Disabling the phantom display in X

I encountered a this issue on a MacBook Pro 5,3 running Ubuntu 20.04, but without the flickering cursor. Running echo OFF > /sys/kernel/debug/vgaswitcheroo/switch caused my system to freeze for some reason, so I had to find another fix. The one I landed on was to disable the "phantom" display in the X configuration.

First, work out the identifier of the phantom display with xrandr:

$ xrandr --listmonitors

This should show two displays, one of which is the phantom one. In my case it showed LVDS-1 and LVDS-1-2. I guessed that LVDS-1-2 was phantom because LVDS-1 had a * next to it, but I'm not sure if that's the right way to tell. In any case, verify your guess by turning it off with xrandr:

$ xrandr --output LVDS-1-2 --off

If that works, you can then make it permanent in the X configuration. Create a new file in /usr/share/X11/xorg.conf.d/:

$ sudoedit /usr/share/X11/xorg.conf.d/01-disable-phantom-screen.conf

...and put the following in it, replacing LVDS-1-2 with the ID of your phantom screen:

Section "Monitor"
    Identifier "LVDS-1-2"
    Option "Ignore" "true"
EndSection

After this, though, I still had the problem on the login screen (GDM), and in fact it was worse because GDM was showing its UI on the phantom screen. To fix this, force GDM to use X by editing /etc/gdm3/custom.conf to remove the # from #WaylandEnable=false. (If you happen to be using Ubuntu's OEM install mode, there'll also be a /etc/gdm3/custom.conf.oem file.

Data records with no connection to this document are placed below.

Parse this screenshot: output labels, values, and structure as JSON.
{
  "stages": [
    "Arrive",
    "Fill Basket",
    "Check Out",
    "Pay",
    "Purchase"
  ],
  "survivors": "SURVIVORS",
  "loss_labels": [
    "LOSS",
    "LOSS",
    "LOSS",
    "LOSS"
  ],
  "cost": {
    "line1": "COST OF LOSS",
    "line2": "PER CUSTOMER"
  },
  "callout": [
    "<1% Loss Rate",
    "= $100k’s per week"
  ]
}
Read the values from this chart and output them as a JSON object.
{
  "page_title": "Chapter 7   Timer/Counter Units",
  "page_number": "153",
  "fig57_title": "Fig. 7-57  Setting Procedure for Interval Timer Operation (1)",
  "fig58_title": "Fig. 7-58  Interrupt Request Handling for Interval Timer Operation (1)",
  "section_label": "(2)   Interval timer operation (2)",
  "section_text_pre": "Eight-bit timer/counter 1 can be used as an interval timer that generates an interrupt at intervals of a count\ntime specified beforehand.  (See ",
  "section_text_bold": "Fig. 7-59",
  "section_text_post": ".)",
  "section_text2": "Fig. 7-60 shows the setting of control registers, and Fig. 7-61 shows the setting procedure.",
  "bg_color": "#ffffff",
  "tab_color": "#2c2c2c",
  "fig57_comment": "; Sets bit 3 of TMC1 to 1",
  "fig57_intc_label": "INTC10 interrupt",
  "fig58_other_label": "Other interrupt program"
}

You'll want to change that, too, so that the fix persists once the end user completes the setup wizard.)

Old answer: disable Nouveau

Like I said above, this answer isn't great (turns out disabling your graphics driver is rather bad for performance), but I've kept it here in case it helps someone.

I disabled vgaswitcheroo entirely. To do this, add nouveau.modeset=0 to the GRUB_CMDLINE_LINUX_DEFAULT line in /etc/default/grub. For example, mine looks like this afterwards:

GRUB_CMDLINE_LINUX_DEFAULT="quiet splash nouveau.modeset=0"

Then run sudo update-grub and reboot.

The HybridGraphics page in the community documentation has more details that helped me work this out.